Meskipun mobil ini hanya rebadge dari Datsun 1200 AX (yang diedarkan di Thailand) demi menjawab kebijakan KBNS pemerintah, namun Datsun Sena (singkatan dari serbaguna) berbentuk pikap sudah memiliki komponen lokal 50%-75% yang diproduksi oleh PT Indokaya Nissan Motor. Mobil ini berhenti dijual setelah muncul sengketa antara Indokaya dan Nissan yang mengalihkan ATPM ke PT Wahana Wirawan. Produksinya berlangsung dari 1977-1981, mencapai 250 unit/bulan.[18][19][20]

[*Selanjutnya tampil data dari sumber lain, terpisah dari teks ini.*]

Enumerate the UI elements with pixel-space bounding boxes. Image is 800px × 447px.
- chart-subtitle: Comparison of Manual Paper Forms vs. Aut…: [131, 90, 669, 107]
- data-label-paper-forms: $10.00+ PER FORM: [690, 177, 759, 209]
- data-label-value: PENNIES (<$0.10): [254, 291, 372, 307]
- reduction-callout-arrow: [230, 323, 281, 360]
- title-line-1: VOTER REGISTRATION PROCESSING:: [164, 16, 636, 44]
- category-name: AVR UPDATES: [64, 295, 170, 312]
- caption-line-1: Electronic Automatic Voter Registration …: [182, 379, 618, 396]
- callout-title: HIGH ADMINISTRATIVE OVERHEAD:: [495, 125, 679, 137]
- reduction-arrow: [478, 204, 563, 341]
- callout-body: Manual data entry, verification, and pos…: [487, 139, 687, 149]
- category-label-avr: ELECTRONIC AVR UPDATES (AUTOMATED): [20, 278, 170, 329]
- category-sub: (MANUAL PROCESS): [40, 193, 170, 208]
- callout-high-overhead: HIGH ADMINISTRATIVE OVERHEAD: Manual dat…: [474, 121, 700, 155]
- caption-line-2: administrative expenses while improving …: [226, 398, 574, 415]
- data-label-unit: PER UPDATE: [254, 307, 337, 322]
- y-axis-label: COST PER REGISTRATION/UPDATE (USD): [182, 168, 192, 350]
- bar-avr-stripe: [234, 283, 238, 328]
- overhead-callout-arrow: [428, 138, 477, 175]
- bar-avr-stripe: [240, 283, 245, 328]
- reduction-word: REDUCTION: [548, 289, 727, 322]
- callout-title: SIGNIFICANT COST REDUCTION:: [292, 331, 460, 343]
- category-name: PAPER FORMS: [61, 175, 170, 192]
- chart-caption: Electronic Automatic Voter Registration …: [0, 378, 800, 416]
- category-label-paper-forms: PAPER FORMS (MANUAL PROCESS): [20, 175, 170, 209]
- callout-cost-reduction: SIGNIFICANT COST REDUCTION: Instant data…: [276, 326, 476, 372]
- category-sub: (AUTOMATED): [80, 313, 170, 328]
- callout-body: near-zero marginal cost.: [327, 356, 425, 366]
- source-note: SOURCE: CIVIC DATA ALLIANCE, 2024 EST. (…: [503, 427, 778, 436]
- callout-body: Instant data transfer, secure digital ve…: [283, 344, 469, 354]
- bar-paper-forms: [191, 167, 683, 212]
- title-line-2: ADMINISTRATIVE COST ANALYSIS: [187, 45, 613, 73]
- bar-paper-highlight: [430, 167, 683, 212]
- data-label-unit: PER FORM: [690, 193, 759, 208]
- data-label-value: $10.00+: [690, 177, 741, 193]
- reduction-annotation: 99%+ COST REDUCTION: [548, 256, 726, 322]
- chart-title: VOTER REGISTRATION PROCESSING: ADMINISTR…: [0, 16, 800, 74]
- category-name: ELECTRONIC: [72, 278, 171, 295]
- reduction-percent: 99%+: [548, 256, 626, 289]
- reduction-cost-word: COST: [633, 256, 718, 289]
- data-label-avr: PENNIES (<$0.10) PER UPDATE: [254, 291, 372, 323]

ATPM Holden di Indonesia, PT Udatimex dan manufakturnya PT Indauda menjawab kebijakan KBNS dengan nama Holden Lincah (kemudian diganti menjadi Holden Lincah Gama). Holden Lincah masuk ke pasaran dalam negeri pada 1980-an, awalnya didesain berbentuk pikap namun dirombak kemudian menjadi mirip jeep. Holden Lincah modelnya diambil dari Holden Jackaroo/Chevrolet Trooper, namun memiliki beberapa ciri yang berbeda, seperti lampu kotak dan produksinya yang dikerjakan karoseri. Holden Lincah juga dikenal dengan nama lain seperti Holden Lincah Raider di Jawa Timur. Holden Lincah juga sempat dikembangkan menjadi sedan dengan komponen lokal mencapai 80% dan SUV berbahan fiberglass. Holden Lincah hanya terjual ratusan unit dan kurang sukses hingga pengedarannya dihentikan pada 1989.[21][22]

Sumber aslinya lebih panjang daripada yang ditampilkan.